Management of early and prolonged neonatal jaundice is variable. Current practices appear to miss opportunities for early diagnosis of cholestasis and referral that are unlikely to be addressed without redesigning systems of care.

摘要

目的

描述一般健康足月婴儿早发性和迁延性黄疸的初级保健管理,以确定增加胆汁淤积症早期诊断的机会。

方法

密苏里州圣路易斯的社区儿科医生完成了一项邮寄、匿名、29 项的调查,以评估实践人口统计学、常规新生儿门诊就诊时间以及早发性和迁延性新生儿黄疸的管理。

结果

共有 230 名合格医生中的 108 名(47%)做出了回应(平均从业年限为 15.3 岁,标准差为 9.4 岁)。
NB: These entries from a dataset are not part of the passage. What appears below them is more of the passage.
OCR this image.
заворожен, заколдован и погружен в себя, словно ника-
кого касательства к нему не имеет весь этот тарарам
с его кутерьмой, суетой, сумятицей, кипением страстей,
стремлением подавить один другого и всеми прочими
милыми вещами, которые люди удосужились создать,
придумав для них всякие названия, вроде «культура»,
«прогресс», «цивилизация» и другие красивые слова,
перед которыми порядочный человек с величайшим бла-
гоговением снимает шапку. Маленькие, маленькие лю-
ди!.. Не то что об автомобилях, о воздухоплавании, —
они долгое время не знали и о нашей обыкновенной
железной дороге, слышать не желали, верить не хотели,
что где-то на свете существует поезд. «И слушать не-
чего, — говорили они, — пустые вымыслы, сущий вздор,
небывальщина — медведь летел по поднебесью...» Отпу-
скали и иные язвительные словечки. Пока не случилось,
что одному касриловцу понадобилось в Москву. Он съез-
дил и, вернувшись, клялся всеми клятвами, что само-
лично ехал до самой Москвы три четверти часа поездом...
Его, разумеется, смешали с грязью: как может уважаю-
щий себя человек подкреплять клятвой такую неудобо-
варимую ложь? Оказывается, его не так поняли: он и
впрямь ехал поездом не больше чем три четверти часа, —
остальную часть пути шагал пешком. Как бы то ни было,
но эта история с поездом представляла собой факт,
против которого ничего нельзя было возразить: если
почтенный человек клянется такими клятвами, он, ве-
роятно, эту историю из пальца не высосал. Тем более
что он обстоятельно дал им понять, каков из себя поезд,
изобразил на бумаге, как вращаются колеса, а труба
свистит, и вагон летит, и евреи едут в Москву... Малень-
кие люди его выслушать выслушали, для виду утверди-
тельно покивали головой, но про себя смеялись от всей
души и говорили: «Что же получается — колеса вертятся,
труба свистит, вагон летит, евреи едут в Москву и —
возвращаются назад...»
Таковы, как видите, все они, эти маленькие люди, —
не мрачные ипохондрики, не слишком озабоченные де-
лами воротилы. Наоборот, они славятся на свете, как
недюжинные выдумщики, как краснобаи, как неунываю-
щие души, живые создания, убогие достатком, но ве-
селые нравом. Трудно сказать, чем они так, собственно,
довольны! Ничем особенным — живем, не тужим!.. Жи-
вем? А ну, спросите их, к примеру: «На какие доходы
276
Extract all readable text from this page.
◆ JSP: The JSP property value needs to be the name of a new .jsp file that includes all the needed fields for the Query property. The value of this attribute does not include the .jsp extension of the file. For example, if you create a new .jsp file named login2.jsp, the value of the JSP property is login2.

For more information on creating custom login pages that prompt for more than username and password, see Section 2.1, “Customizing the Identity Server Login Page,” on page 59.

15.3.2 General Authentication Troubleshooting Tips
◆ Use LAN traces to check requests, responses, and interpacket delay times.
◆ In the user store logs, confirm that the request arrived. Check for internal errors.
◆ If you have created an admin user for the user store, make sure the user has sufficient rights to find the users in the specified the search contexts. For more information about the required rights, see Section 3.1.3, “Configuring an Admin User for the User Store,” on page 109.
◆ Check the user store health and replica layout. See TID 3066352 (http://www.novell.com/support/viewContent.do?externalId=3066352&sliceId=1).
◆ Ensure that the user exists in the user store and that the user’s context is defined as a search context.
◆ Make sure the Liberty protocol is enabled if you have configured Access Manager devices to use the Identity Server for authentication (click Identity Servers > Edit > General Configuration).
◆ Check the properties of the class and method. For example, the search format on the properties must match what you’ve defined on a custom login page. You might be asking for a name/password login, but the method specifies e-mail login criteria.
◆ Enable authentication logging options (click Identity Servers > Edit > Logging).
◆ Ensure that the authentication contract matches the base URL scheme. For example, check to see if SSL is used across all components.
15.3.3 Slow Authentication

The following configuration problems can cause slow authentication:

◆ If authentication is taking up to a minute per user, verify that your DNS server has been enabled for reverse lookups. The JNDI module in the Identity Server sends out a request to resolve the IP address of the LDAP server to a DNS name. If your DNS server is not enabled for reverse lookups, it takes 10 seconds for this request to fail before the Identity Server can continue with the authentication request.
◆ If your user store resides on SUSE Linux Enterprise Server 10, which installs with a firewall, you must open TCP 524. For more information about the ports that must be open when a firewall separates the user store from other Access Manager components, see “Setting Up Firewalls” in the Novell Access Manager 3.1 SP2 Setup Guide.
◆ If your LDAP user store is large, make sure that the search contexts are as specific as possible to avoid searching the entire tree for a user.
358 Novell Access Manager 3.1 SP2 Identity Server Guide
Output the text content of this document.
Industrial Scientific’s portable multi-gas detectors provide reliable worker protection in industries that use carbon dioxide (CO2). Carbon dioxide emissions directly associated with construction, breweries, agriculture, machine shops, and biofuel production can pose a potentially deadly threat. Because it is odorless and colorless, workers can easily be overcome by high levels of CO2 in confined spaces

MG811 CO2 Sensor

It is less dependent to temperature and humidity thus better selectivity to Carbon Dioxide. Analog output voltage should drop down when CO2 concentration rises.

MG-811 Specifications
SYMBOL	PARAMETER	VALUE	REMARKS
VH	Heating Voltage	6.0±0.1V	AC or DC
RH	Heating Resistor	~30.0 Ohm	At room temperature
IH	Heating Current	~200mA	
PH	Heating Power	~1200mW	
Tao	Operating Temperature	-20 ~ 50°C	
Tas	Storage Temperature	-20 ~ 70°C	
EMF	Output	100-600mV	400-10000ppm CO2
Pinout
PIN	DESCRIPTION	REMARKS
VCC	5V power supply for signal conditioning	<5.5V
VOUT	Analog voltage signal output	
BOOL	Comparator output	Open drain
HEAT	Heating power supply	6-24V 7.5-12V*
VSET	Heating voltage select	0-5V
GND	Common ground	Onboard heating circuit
更多的受访者非常熟悉早期(49%)而非迁延性(16%)新生儿黄疸管理的国家指南。86%的受访者报告所有新生儿在出院前均进行经皮胆红素检查。对于 48 小时的经皮胆红素值为 7、10、12 和 15mg/dL,分别有 1%、26%、70%和 74%的受访者会开胆红素分离医嘱。虽然第一次常规就诊通常发生在出院后的第一周,但 25%的医生报告第二次就诊通常在 4 周后。94%的受访者表示,如果婴儿黄疸持续超过 4 周,他们会进行胆红素分离检查。如果在 6 周龄时发现胆汁淤积,32%的人会在不转诊给专科医生的情况下进行额外检查。

结论

早发性和迁延性新生儿黄疸的管理存在差异。如果不重新设计医疗保健系统,目前的做法似乎错过了早期诊断胆汁淤积症和转介的机会。